Apple has hidden a poem inside OS X that warns users not to pirate the operating system.
There once was was a user that whined
his existing OS was so blind,
he'd do better to pirate
an OS that ran great
but found his hardware declined.
Please don't steal Mac OS!
Really, that's way uncool.
What's the deal?
Basically, Apple wants to make it hard to run its Intel-based OS X on PCs, by AES-encrypting some key applications like Finder, Dock, and Rosetta (ha, sounds like instruction-set randomization again!). Of course, there must be something behind the scene to restore (read: decrypt) the scrambled binaries. Apple uses a kernel extension dsmos (/System/Library/Extensions/Dont Steal Mac OS X.kext) to do this job. For now this decryption is all done in software, and I suppose the binaries are statically encrypted with fixed keys. So this extra protection doesn't help much with defeating piracy. In the future though, I'd expect Apple to make use of TPM to authenticate the hardware and do the decryption.

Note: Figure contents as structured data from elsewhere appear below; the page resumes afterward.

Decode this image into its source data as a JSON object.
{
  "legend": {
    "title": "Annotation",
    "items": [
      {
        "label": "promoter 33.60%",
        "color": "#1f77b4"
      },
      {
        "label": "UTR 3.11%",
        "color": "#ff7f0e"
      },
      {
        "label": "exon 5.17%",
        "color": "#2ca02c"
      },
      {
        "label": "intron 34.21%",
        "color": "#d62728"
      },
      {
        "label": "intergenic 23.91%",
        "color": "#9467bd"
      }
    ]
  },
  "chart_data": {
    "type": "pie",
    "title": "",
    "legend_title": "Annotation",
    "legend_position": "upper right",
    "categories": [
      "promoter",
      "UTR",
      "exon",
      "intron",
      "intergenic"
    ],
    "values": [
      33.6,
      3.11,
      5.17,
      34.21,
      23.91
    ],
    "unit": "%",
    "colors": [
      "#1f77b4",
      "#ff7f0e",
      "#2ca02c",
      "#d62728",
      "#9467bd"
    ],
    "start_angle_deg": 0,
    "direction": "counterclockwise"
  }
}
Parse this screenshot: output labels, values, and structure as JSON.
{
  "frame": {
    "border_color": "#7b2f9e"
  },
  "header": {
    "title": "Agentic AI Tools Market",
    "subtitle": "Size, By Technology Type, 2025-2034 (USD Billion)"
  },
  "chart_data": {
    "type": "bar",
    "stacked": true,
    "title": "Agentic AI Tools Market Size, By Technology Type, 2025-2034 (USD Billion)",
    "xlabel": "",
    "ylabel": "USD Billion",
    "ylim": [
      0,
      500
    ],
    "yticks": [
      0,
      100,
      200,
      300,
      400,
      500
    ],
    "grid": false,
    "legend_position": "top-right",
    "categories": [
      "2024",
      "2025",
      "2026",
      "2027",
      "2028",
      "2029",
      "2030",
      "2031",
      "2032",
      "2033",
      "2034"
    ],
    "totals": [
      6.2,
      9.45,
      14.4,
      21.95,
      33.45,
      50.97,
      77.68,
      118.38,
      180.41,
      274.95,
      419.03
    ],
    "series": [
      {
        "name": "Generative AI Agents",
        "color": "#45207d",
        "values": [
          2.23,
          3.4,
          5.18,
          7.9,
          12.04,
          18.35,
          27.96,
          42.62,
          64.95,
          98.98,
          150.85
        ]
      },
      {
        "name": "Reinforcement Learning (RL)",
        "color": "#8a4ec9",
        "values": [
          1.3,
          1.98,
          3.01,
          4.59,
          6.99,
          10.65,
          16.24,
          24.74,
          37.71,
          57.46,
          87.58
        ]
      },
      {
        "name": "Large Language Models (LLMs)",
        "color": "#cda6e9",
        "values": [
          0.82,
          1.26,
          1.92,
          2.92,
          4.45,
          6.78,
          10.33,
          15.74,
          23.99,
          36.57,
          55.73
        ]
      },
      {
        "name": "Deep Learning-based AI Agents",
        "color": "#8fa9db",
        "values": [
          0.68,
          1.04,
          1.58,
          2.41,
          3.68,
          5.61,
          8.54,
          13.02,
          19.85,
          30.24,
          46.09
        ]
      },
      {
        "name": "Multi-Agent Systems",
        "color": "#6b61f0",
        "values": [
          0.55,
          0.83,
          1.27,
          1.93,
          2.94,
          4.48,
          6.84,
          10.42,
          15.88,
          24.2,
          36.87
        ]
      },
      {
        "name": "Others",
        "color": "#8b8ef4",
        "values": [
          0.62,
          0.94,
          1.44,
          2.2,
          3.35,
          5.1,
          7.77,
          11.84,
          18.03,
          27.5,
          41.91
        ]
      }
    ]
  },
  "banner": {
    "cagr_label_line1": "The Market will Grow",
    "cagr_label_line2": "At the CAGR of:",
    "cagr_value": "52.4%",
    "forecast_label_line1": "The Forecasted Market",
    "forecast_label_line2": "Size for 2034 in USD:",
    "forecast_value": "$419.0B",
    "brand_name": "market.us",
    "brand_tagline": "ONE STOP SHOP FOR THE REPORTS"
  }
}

The major obstacle of OS X86 (aka Hackintosh), is that legacy PCs only come with BIOS, but OS X only runs on EFI. Hackers had to either patch the kernel to remove its dependence on EFI, or patch the bootloader to emulate EFI so that the vanilla kernel can run. Ironically, Apple had the same problem the other way around: it upgraded its EFI to include BIOS support so that Windows XP can run. Besides the EFI hack, SSE3 instructions in the kernel have to be patched or emulated on old CPUs.